Perhaps by looking at an example you can understand what we mean by the splitting field. Suppose you look at $x^3 - 2$ over $\Bbb{Q}$. Then this polynomial is irreducible by Eisenstein's Criterion with $p = 2$. Now I claim that in the field $\Bbb{Q}(\sqrt[3]{2},\omega\sqrt[3]{2},\omega^2\sqrt[3]{2})$ where $\omega = e^{2\pi i/3}$ our polynomial $x^3 - 2$ factors into linears. But this is clear from the fact that $x^3 - 2 = (x - \sqrt[3]{2})(x - \omega\sqrt[3]{2})(x - \omega^2 \sqrt[3]{2}).$
Hence we can make an ansatz that in general if a field extension $E/F$ contains all the roots of some polynomial $f(x) \in F[x]$, then we should be able to factorise $f(x)$ over $E$ into linears. Now several people have given you the definition of a splitting field of a polynomial. Let us see why $\Bbb{Q}(\sqrt[3]{2},\omega\sqrt[3]{2},\omega^2\sqrt[3]{2})$ is a splitting field for $x^3 - 2$. On one hand by minimality of the splitting field $K$, we must have that $K \subset \Bbb{Q}(\sqrt[3]{2},\omega\sqrt[3]{2},\omega^2\sqrt[3]{2})$.
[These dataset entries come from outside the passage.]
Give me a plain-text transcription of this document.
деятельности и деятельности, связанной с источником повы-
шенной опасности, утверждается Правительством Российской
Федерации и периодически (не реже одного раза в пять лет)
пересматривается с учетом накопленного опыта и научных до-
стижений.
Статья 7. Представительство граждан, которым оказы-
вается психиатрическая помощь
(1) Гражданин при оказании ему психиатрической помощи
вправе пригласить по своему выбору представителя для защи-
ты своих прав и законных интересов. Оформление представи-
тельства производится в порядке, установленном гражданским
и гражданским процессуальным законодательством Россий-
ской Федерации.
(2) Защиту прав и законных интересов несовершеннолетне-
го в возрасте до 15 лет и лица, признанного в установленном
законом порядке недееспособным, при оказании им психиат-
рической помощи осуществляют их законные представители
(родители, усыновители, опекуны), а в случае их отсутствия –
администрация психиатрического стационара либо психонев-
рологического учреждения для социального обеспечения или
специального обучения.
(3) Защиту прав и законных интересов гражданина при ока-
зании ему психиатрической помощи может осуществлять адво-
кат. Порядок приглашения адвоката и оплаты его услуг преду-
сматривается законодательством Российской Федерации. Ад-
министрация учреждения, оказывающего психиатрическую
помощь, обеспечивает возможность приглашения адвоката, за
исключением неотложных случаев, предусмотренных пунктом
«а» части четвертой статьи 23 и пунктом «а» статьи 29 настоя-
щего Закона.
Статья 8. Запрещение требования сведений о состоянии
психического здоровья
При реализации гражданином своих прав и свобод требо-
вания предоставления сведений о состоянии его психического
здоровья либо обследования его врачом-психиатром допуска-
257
On the other,because each term that we adjoined to $\Bbb{Q}$ to get our extension is a root of $x^3 - 2$, they are all in the splitting field and hence $\Bbb{Q}(\sqrt[3]{2},\omega\sqrt[3]{2},\omega^2\sqrt[3]{2}) \subset K$. It follows that
$\Bbb{Q}(\sqrt[3]{2},\omega\sqrt[3]{2},\omega^2\sqrt[3]{2}) = K.$
Now if we view everything as sitting inside the big algebraically closed field $\Bbb{C}$, one can speak of the splitting field. Otherwise, if you are over a finite field, it is not so easy to see what big algebraically closed field all the finite fields sit inside. In fact if we wanted to even speak of the algebraic closure of a finite field, we need to set up some directed system and take a direct limit. So in this case, by the splitting field we have to mean the one upto isomorphism.
Let's turn our attention to what happens over finite fields. By Lagrange's theorem, the polynomial $x^{p^n}- x$ splits completely over the finite field $\Bbb{F}_{p^n}$. Since any two splitting fields are isomorphic, we conclude that any two finite fields with the same number of elements are isomorphic. For example, weird as it may seem consider the polynomials
$x^4 + x^3 + 1, \hspace{2mm} x^4 + x + 1$
over $\Bbb{F}_2$ that are irreducible. Then we have a very interesting phenomena: In $\Bbb{F}_2[x]/(x^4 + x^3 + 1)$, the polynomial $x^4 + x^3 +1$ splits completely! In fact this always happens: If you have an extension $\Bbb{F}_{p^n}(a)$ obtained by adjoining some root $a$ of $f(x) \in \Bbb{F}_{p^n}[x]$, then suppose that $\deg f = n$. Then
$ \Bbb{F}_{p^n}(a) \cong \Bbb{F}_{p^{n^2}}.$
But the guy on the right is a separable extension and by what I said above is also a normal extension so is Galois. Hence $\Bbb{F}_{p^n}(a)$ is a Galois extension of $\Bbb{F}_{p^n}$, so in particular is normal so that $f(x)$ splits completely in here! Similary we see that $x^4 + x + 1$ splits completely in $\Bbb{F}_2[x]/(x^4 + x + 1)$ so that since
$\Bbb{F}_2[x]/(x^4 + x + 1) \cong \Bbb{F}_2[x]/(x^4 + x^3 + 1),$
both of these are splitting fields for $x^4 + x + 1$ and $x^4 + x^3 + 1$!